España jamás lo hizo y hasta hoy prohíben que el famoso cuadro del genial Picasso, obra maestra en homenaje justamente al pueblo vasco y a Gernika, sea expuesto en Euskadi.
¡Si serán criminalmente culpables!
Se cumple un aniversario más, el 69, de la inmolación. Acá en nuestro Uruguay tan vinculado a los eskaldunes, sus descendientes concurrimos a su plaza. Algunos a plantar un nuevo roble hijo o retoño del milenario de la Madre Patria. Todos respetuosamente conscientes, de que la sangre ORH negativa que corre por la mayoría de nuestras venas ¡sigue viva y libertaria!
Se está luchando por una nueva expectativa. Los grupos revolucionarios han detenido su mano y silenciado sus armas. Se baraja un nuevo estatuto según versiones, por el que se respete y reconozca la libre decisión del pueblo vasco políticamente.
No es poca cosa por cierto.
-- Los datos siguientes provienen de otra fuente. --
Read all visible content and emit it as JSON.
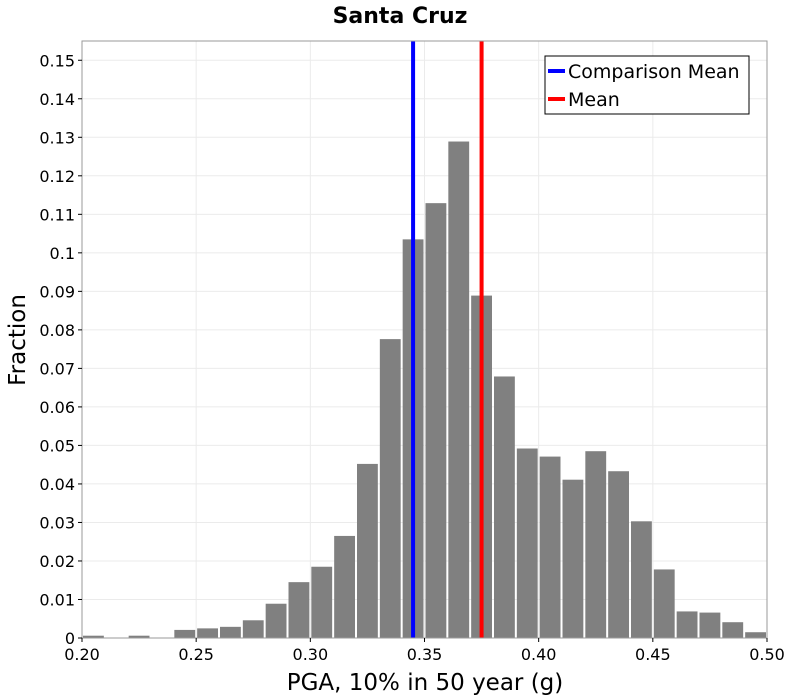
{
  "chart_data": {
    "type": "bar",
    "title": "Santa Cruz",
    "xlabel": "PGA, 10% in 50 year (g)",
    "ylabel": "Fraction",
    "xlim": [
      0.2,
      0.5
    ],
    "ylim": [
      0,
      0.155
    ],
    "grid": true,
    "legend_position": "top-right",
    "bin_width": 0.01,
    "x_ticks": [
      {
        "value": 0.2,
        "label": "0.20"
      },
      {
        "value": 0.25,
        "label": "0.25"
      },
      {
        "value": 0.3,
        "label": "0.30"
      },
      {
        "value": 0.35,
        "label": "0.35"
      },
      {
        "value": 0.4,
        "label": "0.40"
      },
      {
        "value": 0.45,
        "label": "0.45"
      },
      {
        "value": 0.5,
        "label": "0.50"
      }
    ],
    "y_ticks": [
      {
        "value": 0,
        "label": "0"
      },
      {
        "value": 0.01,
        "label": "0.01"
      },
      {
        "value": 0.02,
        "label": "0.02"
      },
      {
        "value": 0.03,
        "label": "0.03"
      },
      {
        "value": 0.04,
        "label": "0.04"
      },
      {
        "value": 0.05,
        "label": "0.05"
      },
      {
        "value": 0.06,
        "label": "0.06"
      },
      {
        "value": 0.07,
        "label": "0.07"
      },
      {
        "value": 0.08,
        "label": "0.08"
      },
      {
        "value": 0.09,
        "label": "0.09"
      },
      {
        "value": 0.1,
        "label": "0.1"
      },
      {
        "value": 0.11,
        "label": "0.11"
      },
      {
        "value": 0.12,
        "label": "0.12"
      },
      {
        "value": 0.13,
        "label": "0.13"
      },
      {
        "value": 0.14,
        "label": "0.14"
      },
      {
        "value": 0.15,
        "label": "0.15"
      }
    ],
    "bars": [
      {
        "x": 0.2,
        "value": 0.0006
      },
      {
        "x": 0.21,
        "value": 0.0001
      },
      {
        "x": 0.22,
        "value": 0.0006
      },
      {
        "x": 0.23,
        "value": 0.0001
      },
      {
        "x": 0.24,
        "value": 0.0021
      },
      {
        "x": 0.25,
        "value": 0.0025
      },
      {
        "x": 0.26,
        "value": 0.0029
      },
      {
        "x": 0.27,
        "value": 0.0046
      },
      {
        "x": 0.28,
        "value": 0.0089
      },
      {
        "x": 0.29,
        "value": 0.0145
      },
      {
        "x": 0.3,
        "value": 0.0185
      },
      {
        "x": 0.31,
        "value": 0.0265
      },
      {
        "x": 0.32,
        "value": 0.0452
      },
      {
        "x": 0.33,
        "value": 0.0776
      },
      {
        "x": 0.34,
        "value": 0.1035
      },
      {
        "x": 0.35,
        "value": 0.1129
      },
      {
        "x": 0.36,
        "value": 0.1289
      },
      {
        "x": 0.37,
        "value": 0.0889
      },
      {
        "x": 0.38,
        "value": 0.0679
      },
      {
        "x": 0.39,
        "value": 0.0492
      },
      {
        "x": 0.4,
        "value": 0.0471
      },
      {
        "x": 0.41,
        "value": 0.0411
      },
      {
        "x": 0.42,
        "value": 0.0485
      },
      {
        "x": 0.43,
        "value": 0.0433
      },
      {
        "x": 0.44,
        "value": 0.0303
      },
      {
        "x": 0.45,
        "value": 0.0178
      },
      {
        "x": 0.46,
        "value": 0.0069
      },
      {
        "x": 0.47,
        "value": 0.0066
      },
      {
        "x": 0.48,
        "value": 0.0041
      },
      {
        "x": 0.49,
        "value": 0.0015
      }
    ],
    "bar_color": "#808080",
    "lines": [
      {
        "name": "Comparison Mean",
        "x": 0.345,
        "color": "#0000ff"
      },
      {
        "name": "Mean",
        "x": 0.375,
        "color": "#ff0000"
      }
    ]
  }
}
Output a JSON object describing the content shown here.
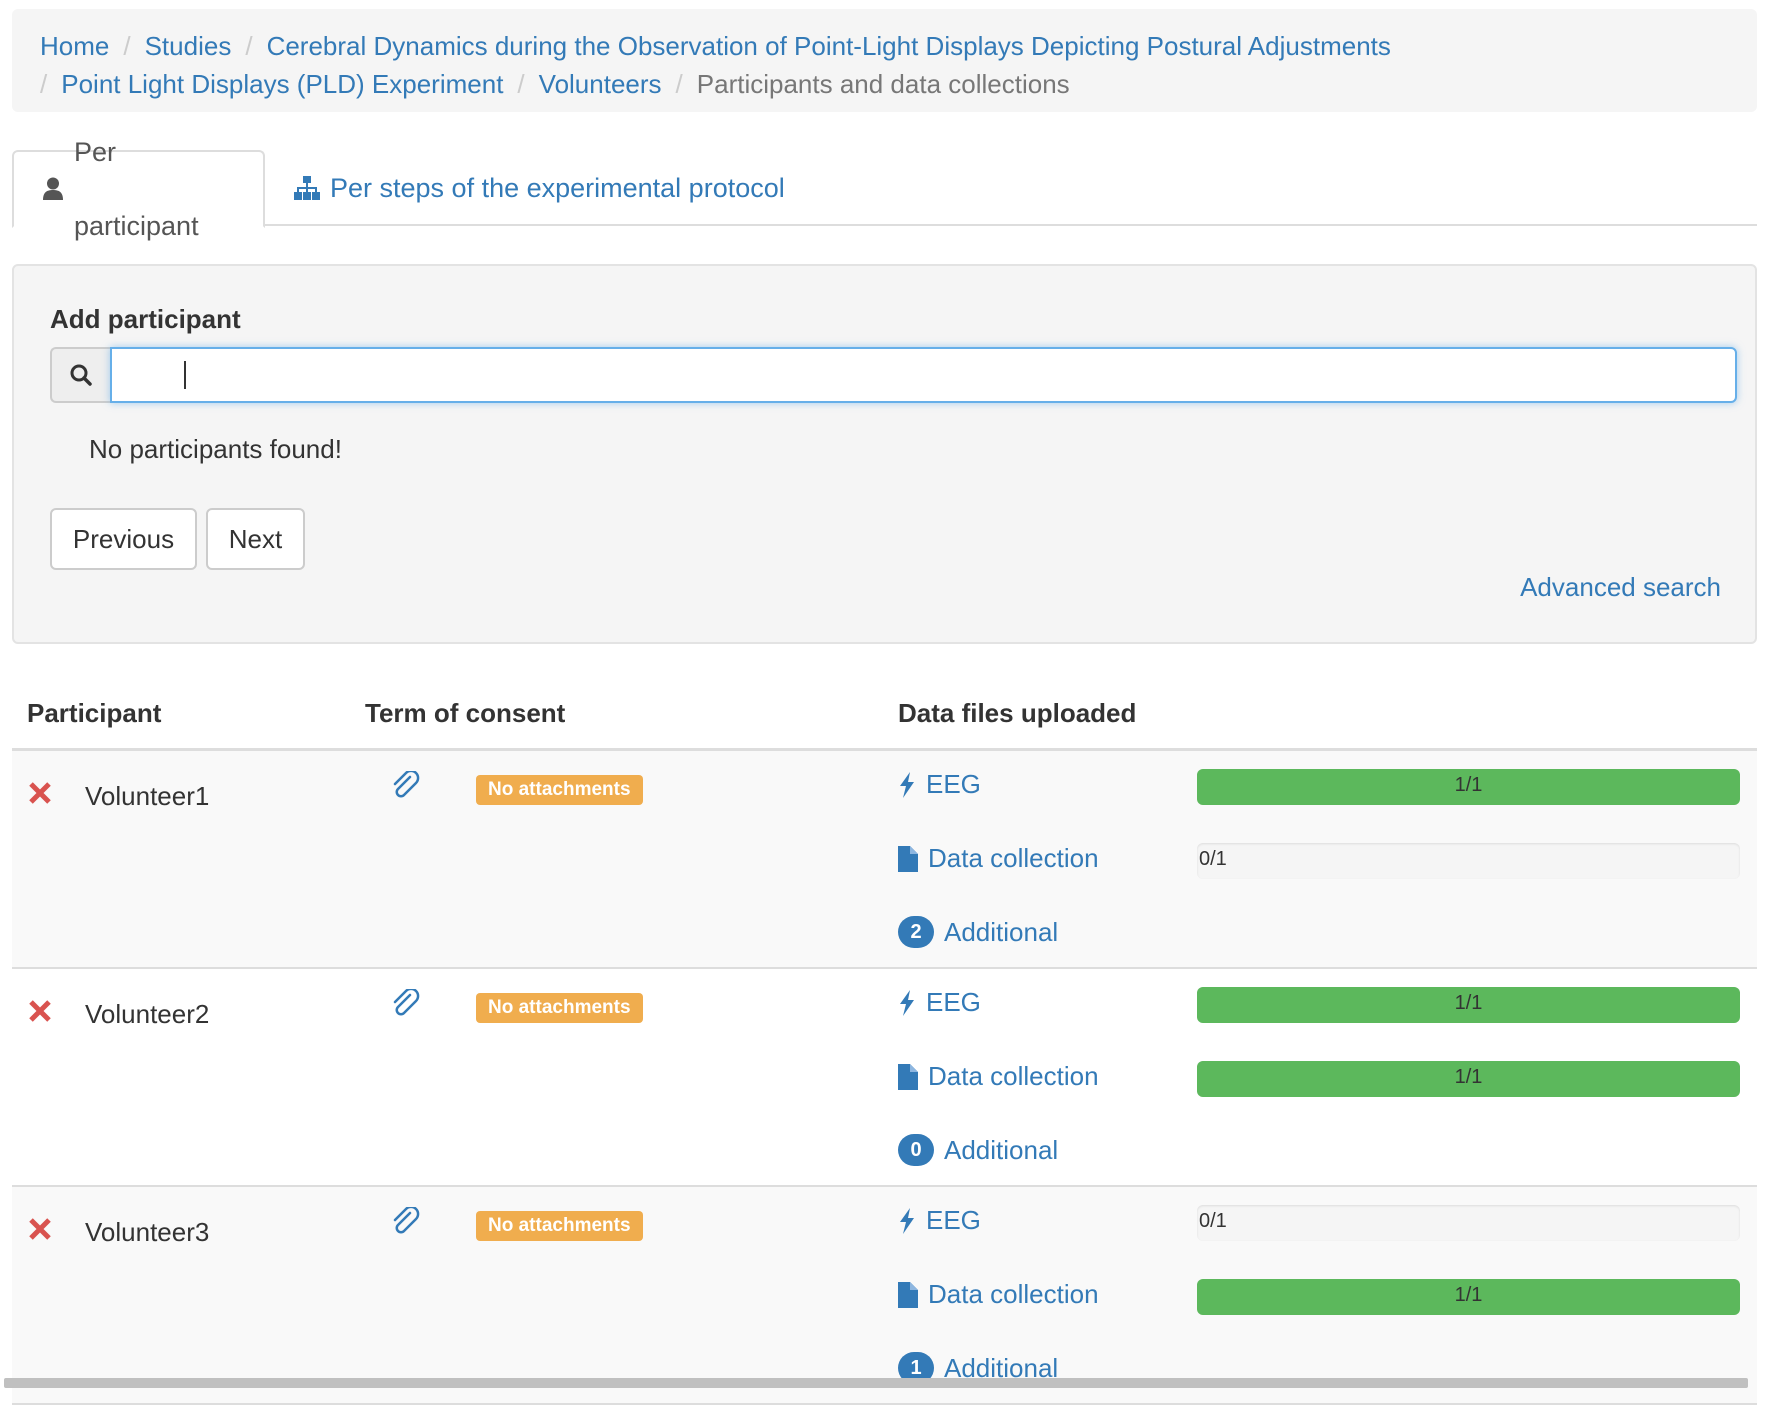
{
  "breadcrumb": {
    "items": [
      {
        "label": "Home"
      },
      {
        "label": "Studies"
      },
      {
        "label": "Cerebral Dynamics during the Observation of Point-Light Displays Depicting Postural Adjustments"
      },
      {
        "label": "Point Light Displays (PLD) Experiment"
      },
      {
        "label": "Volunteers"
      }
    ],
    "current": "Participants and data collections"
  },
  "tabs": [
    {
      "label": "Per participant",
      "icon": "user-icon",
      "active": true
    },
    {
      "label": "Per steps of the experimental protocol",
      "icon": "sitemap-icon",
      "active": false
    }
  ],
  "search_panel": {
    "title": "Add participant",
    "input_value": "",
    "no_results": "No participants found!",
    "previous_label": "Previous",
    "next_label": "Next",
    "advanced_search_label": "Advanced search"
  },
  "table": {
    "headers": {
      "participant": "Participant",
      "consent": "Term of consent",
      "files": "Data files uploaded"
    },
    "rows": [
      {
        "name": "Volunteer1",
        "consent_label": "No attachments",
        "eeg_label": "EEG",
        "eeg_progress": "1/1",
        "eeg_fraction": 1,
        "dc_label": "Data collection",
        "dc_progress": "0/1",
        "dc_fraction": 0,
        "additional_count": "2",
        "additional_label": "Additional"
      },
      {
        "name": "Volunteer2",
        "consent_label": "No attachments",
        "eeg_label": "EEG",
        "eeg_progress": "1/1",
        "eeg_fraction": 1,
        "dc_label": "Data collection",
        "dc_progress": "1/1",
        "dc_fraction": 1,
        "additional_count": "0",
        "additional_label": "Additional"
      },
      {
        "name": "Volunteer3",
        "consent_label": "No attachments",
        "eeg_label": "EEG",
        "eeg_progress": "0/1",
        "eeg_fraction": 0,
        "dc_label": "Data collection",
        "dc_progress": "1/1",
        "dc_fraction": 1,
        "additional_count": "1",
        "additional_label": "Additional"
      }
    ]
  },
  "colors": {
    "link": "#337ab7",
    "success": "#5cb85c",
    "warning": "#f0ad4e",
    "danger": "#d9534f"
  }
}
Plebiscitos libérrimos futuros pueden decidir el porvenir de la nación o raza vasca si llegan a conseguirlo. Las razones y justicia nunca se sentaron sobre bayonetas sino sobre derechos milenarios de un pueblo que nada jamás tuvo en común con los imperios dominantes conocidos.
Toda lucha libertaria se la tacha por los poderosos de terrorista. Palestina e Irak son por defender legítimamente su soberanía y su petróleo; nuestras patrias americanas fueron avasalladas explotadas con gobiernos títere puestos por los imperios europeos y yanquis y se nos decía que era por defender la democracia de los terroristas que la defendían. Irlandeses y vascos también obviamente se les acusó sibilina y tendenciosamente de tener bandas armadas.
En cambio, la guerra del opio por los ingleses contra los chinos, Hiroshima y Nagasaki la matanza masiva más grande de la historia, el producido en el Dien Bien Phu heroico al tener que defenderse de una agresión criminal, el sur del Líbano como Chabra y Chatilla, las más de setenta a nuestra América Latina, no son tachados de terroristas sino de defensores del bien sobre el mal o de la democracia.
En Euskadi hay paz momentáneamente con perspectivas reales de permanencia. Felizmente. El roble sagrado de Gernika con sus verdes retoños permanece con sus ramas extendidas al cielo con la esperanza renovada de ver concretar el sueño de una Ikurriña libre y soberana flamear sobre los picos pirenaicos.